A 'natural death' may be preferable for many than enduring CPR
CPR can sometimes save lives, but it also has a dark side.
. . . the true odds are grim. In 2010 a review of 79 studies, involving almost 150,000 patients, found that the overall rate of survival from out-of-hospital cardiac arrest had barely changed in thirty years. It was 7.6%.

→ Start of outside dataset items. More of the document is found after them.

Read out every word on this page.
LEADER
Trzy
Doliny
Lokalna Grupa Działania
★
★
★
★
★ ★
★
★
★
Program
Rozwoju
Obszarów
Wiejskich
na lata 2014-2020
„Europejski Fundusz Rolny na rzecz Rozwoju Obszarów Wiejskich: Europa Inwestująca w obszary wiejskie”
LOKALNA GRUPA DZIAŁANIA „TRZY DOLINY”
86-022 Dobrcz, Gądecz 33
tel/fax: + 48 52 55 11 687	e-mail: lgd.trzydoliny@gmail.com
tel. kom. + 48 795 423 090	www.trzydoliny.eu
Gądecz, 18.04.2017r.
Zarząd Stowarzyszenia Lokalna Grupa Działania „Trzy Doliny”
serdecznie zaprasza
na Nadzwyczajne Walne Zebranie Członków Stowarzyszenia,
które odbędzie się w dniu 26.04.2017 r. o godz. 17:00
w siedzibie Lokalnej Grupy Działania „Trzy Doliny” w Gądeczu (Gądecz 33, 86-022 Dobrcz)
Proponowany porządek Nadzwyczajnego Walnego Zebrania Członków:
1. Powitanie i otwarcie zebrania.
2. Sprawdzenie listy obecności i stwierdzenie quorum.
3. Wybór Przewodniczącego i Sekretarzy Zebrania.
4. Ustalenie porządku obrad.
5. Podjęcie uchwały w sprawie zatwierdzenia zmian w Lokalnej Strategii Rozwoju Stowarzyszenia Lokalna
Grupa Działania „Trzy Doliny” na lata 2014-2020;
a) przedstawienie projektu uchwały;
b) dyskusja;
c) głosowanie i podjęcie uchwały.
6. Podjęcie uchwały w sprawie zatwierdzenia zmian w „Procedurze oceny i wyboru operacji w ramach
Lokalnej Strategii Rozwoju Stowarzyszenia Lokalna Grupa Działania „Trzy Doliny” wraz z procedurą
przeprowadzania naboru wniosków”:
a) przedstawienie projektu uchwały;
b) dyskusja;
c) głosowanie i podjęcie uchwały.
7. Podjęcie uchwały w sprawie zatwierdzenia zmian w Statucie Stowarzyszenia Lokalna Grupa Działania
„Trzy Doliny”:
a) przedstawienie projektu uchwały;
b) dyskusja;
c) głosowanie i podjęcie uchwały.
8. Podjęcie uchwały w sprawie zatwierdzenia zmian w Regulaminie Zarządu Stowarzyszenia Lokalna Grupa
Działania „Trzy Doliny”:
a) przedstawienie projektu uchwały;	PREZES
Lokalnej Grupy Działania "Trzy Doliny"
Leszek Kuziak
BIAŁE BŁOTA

Chronic illness matters too. One study found that less than 2% of patients with cancer or heart, lung, or liver disease were resuscitated with CPR and survived for six months.
But this is life or death — even if the odds are grim, what's the harm in trying if some will live? The harm, as it turns out, can be considerable. Chest compressions are often physically, literally harmful. "Fractured or cracked ribs are the most common complication," wrote the original Hopkins researchers, but the procedure can also cause pulmonary hemorrhage, liver lacerations, and broken sternums.
The traumatic nature of CPR may be why as many as half of patients who survive wish they hadn't received it, even though they lived.
An even bigger quality of life problem is brain injury. . . . Only 2% of survivors over 85 escape significant brain damage, according to one study.
"The act of resuscitation itself cannot be expected to cure the inciting disease," the Hopkins researchers wrote in 1961.
A patient with terminal cancer who is resuscitated will still have terminal cancer. In those cases, the most humane approach may be to ease the pain of the dying process, rather than build a bridge to nowhere.